2.1.2. Newcastle Dataset

The second dataset was collected over a suburban residential area in Newcastle, Australia, using the same UAV-mounted RIEGL miniVUX-3UAV LiDAR sensor paired with a Sony Alpha series RGB camera. The dataset was processed with RiPROCESS, which implements extrabytes to store additional attributes such as reflectance. The RGB imagery was fused with the LiDAR point cloud, producing a colourised dataset with both geometric and spectral information. The raw point cloud was loaded into CloudCompare. Thirteen roof segments, including panels, were extracted from the dataset, for a total of 103,087 points (Figure 3). While RANSAC plane segmentation could be used to separate roof planes from panels, it required manual parameter tuning for each roof segment due to variations in slope, orientation, and roof structure. This limitation significantly increased preprocessing time and highlighted scalability issues for large-scale projects.

Instead, the reflectance attribute provided by the LiDAR was used as the primary discriminator. Reflectance is derived from amplitude but corrects for range dependency, making it more suitable for distinguishing surface materials across multiple scan positions. The amplitude formula is a ratio, given in the units of decibels (dB) [13].

$$A_{db}=10·\mathrm{l}\mathrm{o}\mathrm{g}({\displaystyle \frac{P_{echo}}{P_{DL}}})$$

(1)

where $A_{db}$ is the amplitude in decibels, $P_{echo}$ is the optical input power and $P_{DL}$ is the minimal detectable input power.

Because calibrated amplitude suffers from range dependence, it is not ideal for material classification.
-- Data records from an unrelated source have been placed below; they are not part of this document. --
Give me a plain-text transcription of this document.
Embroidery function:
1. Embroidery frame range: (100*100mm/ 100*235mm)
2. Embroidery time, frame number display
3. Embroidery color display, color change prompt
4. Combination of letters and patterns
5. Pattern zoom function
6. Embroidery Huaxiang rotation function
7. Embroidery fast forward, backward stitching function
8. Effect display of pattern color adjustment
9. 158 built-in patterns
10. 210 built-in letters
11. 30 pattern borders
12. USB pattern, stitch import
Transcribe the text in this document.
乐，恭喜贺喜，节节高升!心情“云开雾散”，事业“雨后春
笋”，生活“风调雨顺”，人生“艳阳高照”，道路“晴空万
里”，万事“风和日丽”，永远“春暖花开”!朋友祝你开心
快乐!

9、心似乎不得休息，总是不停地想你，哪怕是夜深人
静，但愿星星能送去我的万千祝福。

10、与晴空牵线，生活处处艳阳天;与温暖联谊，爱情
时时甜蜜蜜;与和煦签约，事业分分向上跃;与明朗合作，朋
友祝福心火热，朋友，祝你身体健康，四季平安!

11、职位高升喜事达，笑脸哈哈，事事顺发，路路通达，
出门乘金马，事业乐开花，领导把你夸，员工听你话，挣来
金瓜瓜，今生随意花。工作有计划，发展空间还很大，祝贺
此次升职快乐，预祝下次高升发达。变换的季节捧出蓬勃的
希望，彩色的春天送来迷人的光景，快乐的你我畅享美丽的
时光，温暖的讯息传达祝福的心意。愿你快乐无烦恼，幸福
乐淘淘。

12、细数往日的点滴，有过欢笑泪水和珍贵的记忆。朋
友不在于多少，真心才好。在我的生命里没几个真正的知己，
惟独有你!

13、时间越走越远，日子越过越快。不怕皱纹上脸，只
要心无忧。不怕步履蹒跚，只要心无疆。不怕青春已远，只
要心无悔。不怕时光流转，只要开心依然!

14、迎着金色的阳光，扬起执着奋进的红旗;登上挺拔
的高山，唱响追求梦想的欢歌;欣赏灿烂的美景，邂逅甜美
Reflectance instead expresses the fraction of incident optical power reflected by a surface at a given wavelength. Relative reflectance can be computed by comparing the amplitude of a target surface to that of a calibrated reference surface at the same range [13]. The formula for relative reflectance is:

$${\rho }_{rel}=A_{db}-A_{dB.ref}\mathrm{(R)}$$

(2)

where ${\rho }_{rel}$ is the relative reflectance in decibels, $A_{db}$ is the calibrated amplitude and $A_{dB.ref}$(R) is the amplitude of the reference target at range R.

Reflectance values indicate how much of the laser pulse is returned to the sensor, providing a basis for material differentiation. More negative values correspond to surfaces that absorb more energy, while less negative values indicate stronger reflections. In the Newcastle dataset, solar panels consistently exhibited lower reflectance (−19.8 dB to −10 dB) than surrounding roofs (−10 dB to −2.2 dB) (Figure 4), reflecting their light-absorbing coatings.
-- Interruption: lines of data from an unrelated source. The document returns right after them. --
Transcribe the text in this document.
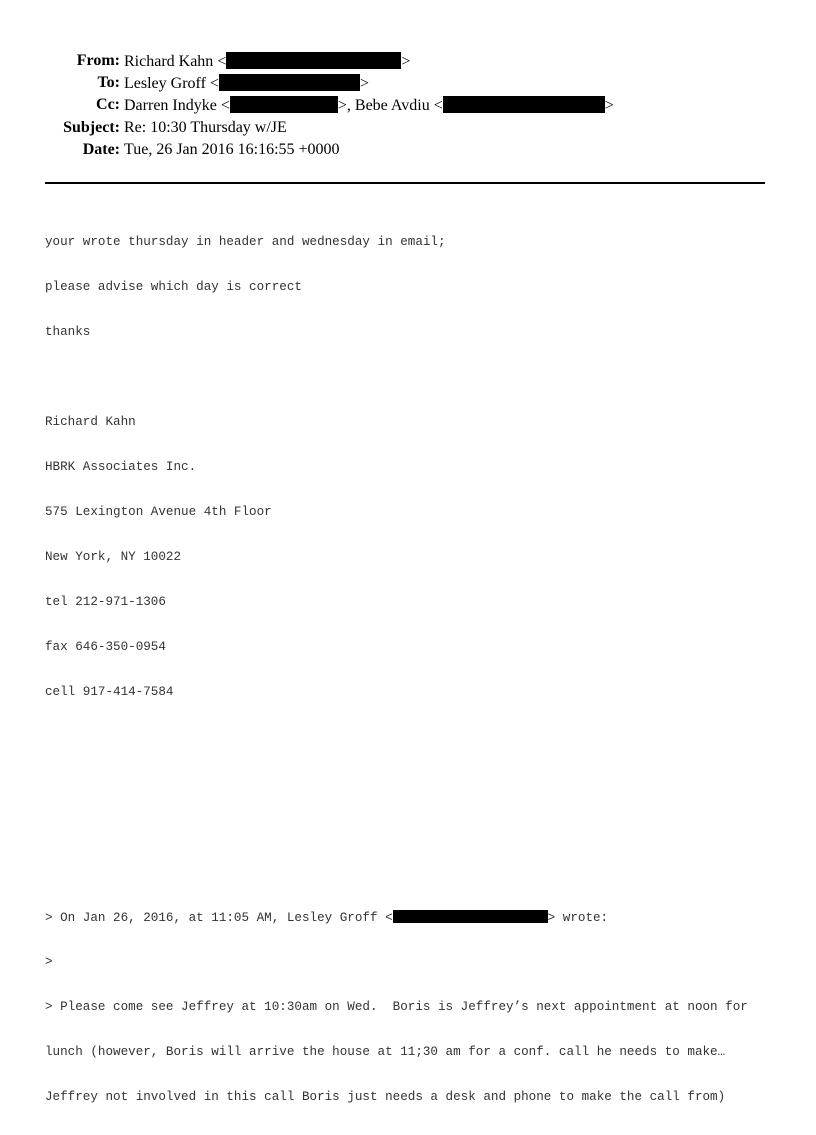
From: Richard Kahn <	>
To: Lesley Groff <	>
Cc: Darren Indyke <	>, Bebe Avdiu <	>
Subject: Re: 10:30 Thursday w/JE
Date: Tue, 26 Jan 2016 16:16:55 +0000

your wrote thursday in header and wednesday in email;

please advise which day is correct

thanks

Richard Kahn

HBRK Associates Inc.

575 Lexington Avenue 4th Floor

New York, NY 10022

tel 212-971-1306

fax 646-350-0954

cell 917-414-7584

> On Jan 26, 2016, at 11:05 AM, Lesley Groff <	> wrote:

>

> Please come see Jeffrey at 10:30am on Wed.  Boris is Jeffrey’s next appointment at noon for

lunch (however, Boris will arrive the house at 11;30 am for a conf. call he needs to make…

Jeffrey not involved in this call Boris just needs a desk and phone to make the call from)
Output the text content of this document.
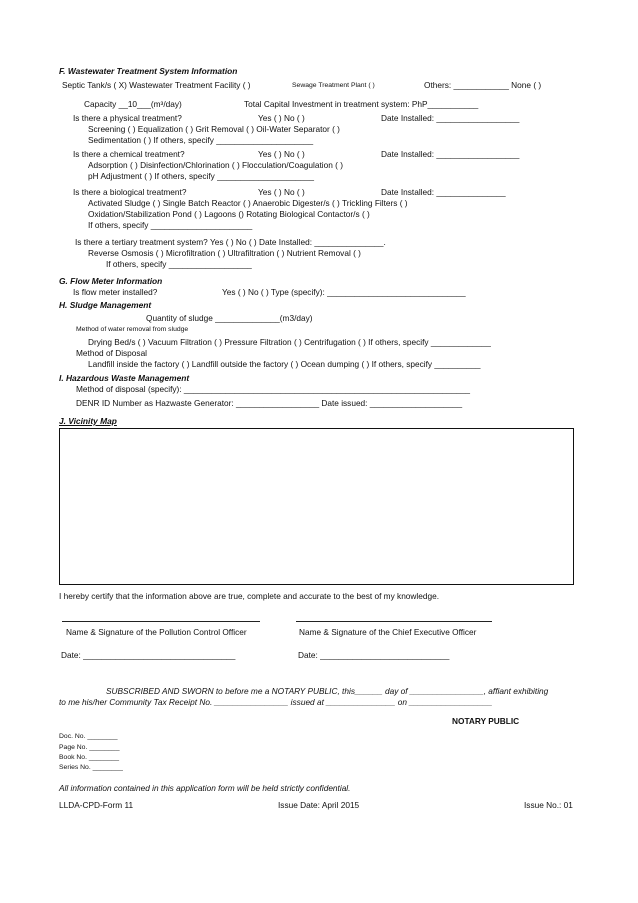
F. Wastewater Treatment System Information
Septic Tank/s ( X) Wastewater Treatment Facility ( )	Sewage Treatment Plant ( )	Others: ____________ None ( )
Capacity __10___(m³/day)	Total Capital Investment in treatment system: PhP___________
Is there a physical treatment?	Yes ( ) No ( )	Date Installed: __________________
Screening ( ) Equalization ( ) Grit Removal ( ) Oil-Water Separator ( )
Sedimentation ( ) If others, specify _____________________
Is there a chemical treatment?	Yes ( ) No ( )	Date Installed: __________________
Adsorption ( ) Disinfection/Chlorination ( ) Flocculation/Coagulation ( )
pH Adjustment ( ) If others, specify _____________________
Is there a biological treatment?	Yes ( ) No ( )	Date Installed: _______________
Activated Sludge ( ) Single Batch Reactor ( ) Anaerobic Digester/s ( ) Trickling Filters ( )
Oxidation/Stabilization Pond ( ) Lagoons () Rotating Biological Contactor/s ( )
If others, specify ______________________
Is there a tertiary treatment system? Yes ( ) No ( ) Date Installed: _______________.
Reverse Osmosis ( ) Microfiltration ( ) Ultrafiltration ( ) Nutrient Removal ( )
If others, specify __________________
G. Flow Meter Information
Is flow meter installed?	Yes ( ) No ( ) Type (specify): ______________________________
H. Sludge Management
Quantity of sludge ______________(m3/day)
Method of water removal from sludge
Drying Bed/s ( ) Vacuum Filtration ( ) Pressure Filtration ( ) Centrifugation ( ) If others, specify _____________
Method of Disposal
Landfill inside the factory ( ) Landfill outside the factory ( ) Ocean dumping ( ) If others, specify __________
I. Hazardous Waste Management
Method of disposal (specify): ______________________________________________________________
DENR ID Number as Hazwaste Generator: __________________ Date issued: ____________________
J. Vicinity Map
I hereby certify that the information above are true, complete and accurate to the best of my knowledge.
Name & Signature of the Pollution Control Officer	Name & Signature of the Chief Executive Officer
Date: _________________________________	Date: ____________________________
SUBSCRIBED AND SWORN to before me a NOTARY PUBLIC, this______ day of ________________, affiant exhibiting
to me his/her Community Tax Receipt No. ________________ issued at _______________ on __________________
NOTARY PUBLIC
Doc. No. ________
Page No. ________
Book No. ________
Series No. ________
All information contained in this application form will be held strictly confidential.
LLDA-CPD-Form 11	Issue Date: April 2015	Issue No.: 01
Classification was performed in CloudCompare using the scalar field and filter-by-value tool, with colour mapping applied: blue for panels, red for roofs, and white for mid-range values. The latter corresponded to structural supports, which were included as roof to maintain a clear binary separation. Unlike in the UniSQ dataset, where such supports were discarded for A block, they were retained here due to their reflectance similarity with roof materials.

Because reflectance is expressed in decibels, even small numerical differences represent substantial changes in signal strength. Roofs, typically made of tile or metal, returned stronger signals, while solar panels absorbed more energy. Although RIEGL [13] notes that positive reflectance values are associated with retro-reflective surfaces such as traffic signs or windows, the solar panels in this dataset showed negative reflectance values due to their anti-reflective coatings.
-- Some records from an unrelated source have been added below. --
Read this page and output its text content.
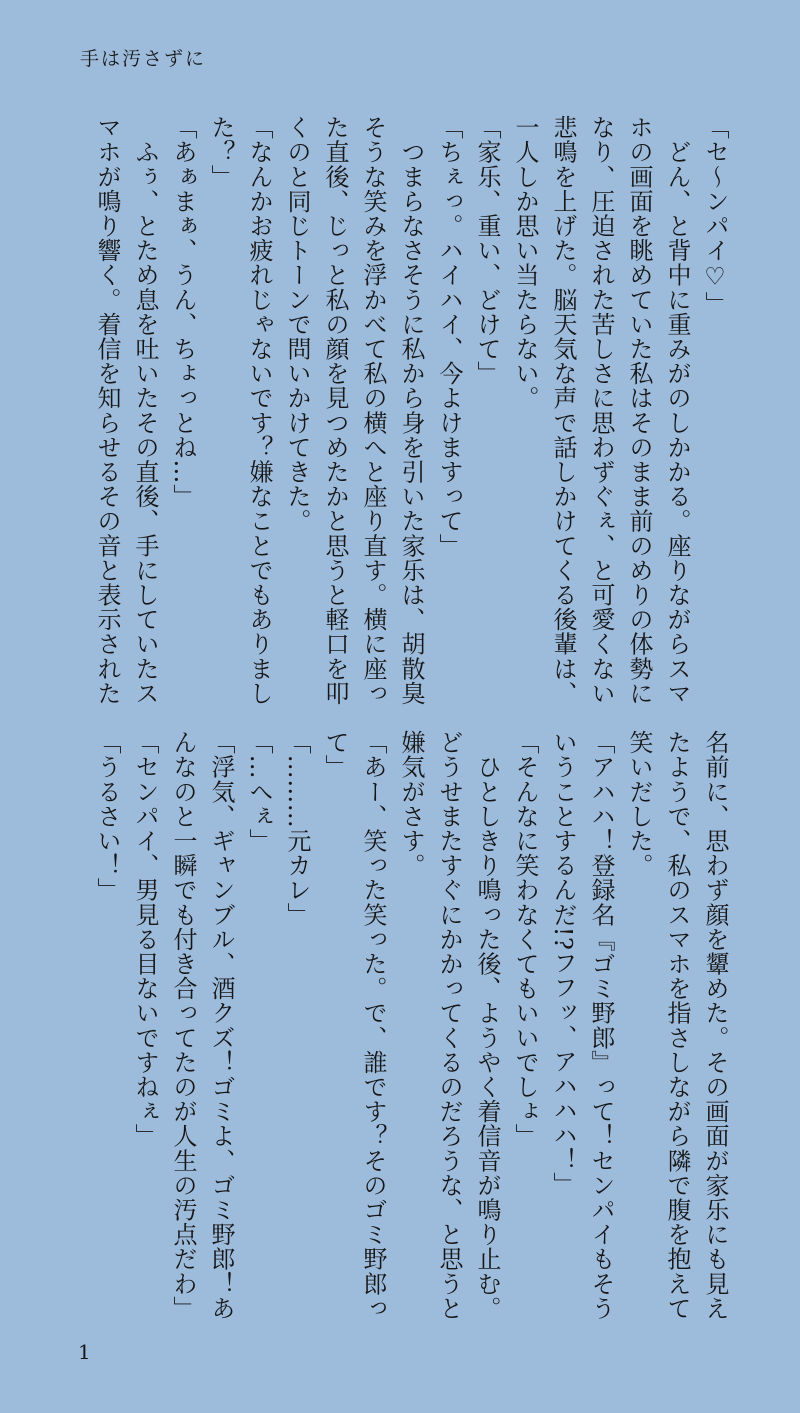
手は汚さずに
「セ〜ンパイ♡」
　どん、と背中に重みがのしかかる。座りながらスマ
ホの画面を眺めていた私はそのまま前のめりの体勢に
なり、圧迫された苦しさに思わずぐぇ、と可愛くない
悲鳴を上げた。脳天気な声で話しかけてくる後輩は、
一人しか思い当たらない。
「家乐、重い、どけて」
「ちぇっ。ハイハイ、今よけますって」
　つまらなさそうに私から身を引いた家乐は、胡散臭
そうな笑みを浮かべて私の横へと座り直す。横に座っ
た直後、じっと私の顔を見つめたかと思うと軽口を叩
くのと同じトーンで問いかけてきた。
「なんかお疲れじゃないです？嫌なことでもありまし
た？」
「あぁまぁ、うん、ちょっとね…」
　ふぅ、とため息を吐いたその直後、手にしていたス
マホが鳴り響く。着信を知らせるその音と表示された
名前に、思わず顔を顰めた。その画面が家乐にも見え
たようで、私のスマホを指さしながら隣で腹を抱えて
笑いだした。
「アハハ！登録名『ゴミ野郎』って！センパイもそう
いうことするんだ!?フフッ、アハハハ！」
「そんなに笑わなくてもいいでしょ」
　ひとしきり鳴った後、ようやく着信音が鳴り止む。
どうせまたすぐにかかってくるのだろうな、と思うと
嫌気がさす。
「あー、笑った笑った。で、誰です？そのゴミ野郎っ
て」
「………元カレ」
「…へぇ」
「浮気、ギャンブル、酒クズ！ゴミよ、ゴミ野郎！あ
んなのと一瞬でも付き合ってたのが人生の汚点だわ」
「センパイ、男見る目ないですねぇ」
「うるさい！」
1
2.2. Geometric Feature Selection

Geometric features are used to assess the relationship between each point in the point cloud and its surrounding neighbours [2]. Once spatial 3D information about the environment has been collected in the form of point clouds, the next step involves defining the local 3D neighbourhood of each point, $p=(x,y,z)$. This is achieved by applying a spherical neighbourhood, where all points within a sphere of fixed radius, $r$, around $p$ are considered part of its local neighbourhood $N$ [14].

The covariance-based features used in this study are derived from the eigenvalues, ${\lambda }_1>{\lambda }_2>{\lambda }_3\in \mathbb{R}$ and the corresponding eigenvectors $e_1,e_2,e_3,\in {\mathbb{R}}^3$ of the neighbourhood covariance matrix:

$$\mathrm{c}\mathrm{o}\mathrm{v}\left(N\right)={\displaystyle \frac{1}{\left|N\right|}} \sum _{p\in \mathrm{N} }(p-\overline{p}){\left(p-\overline{p}\right)}^T$$

(3)

Each point, $p$ represents a 3D location in the neighbourhood, $N$, which may be defined by a spherical radius. The covariance matrix describes how these points are distributed around their centroid point, $\overline{p}$ [15,16].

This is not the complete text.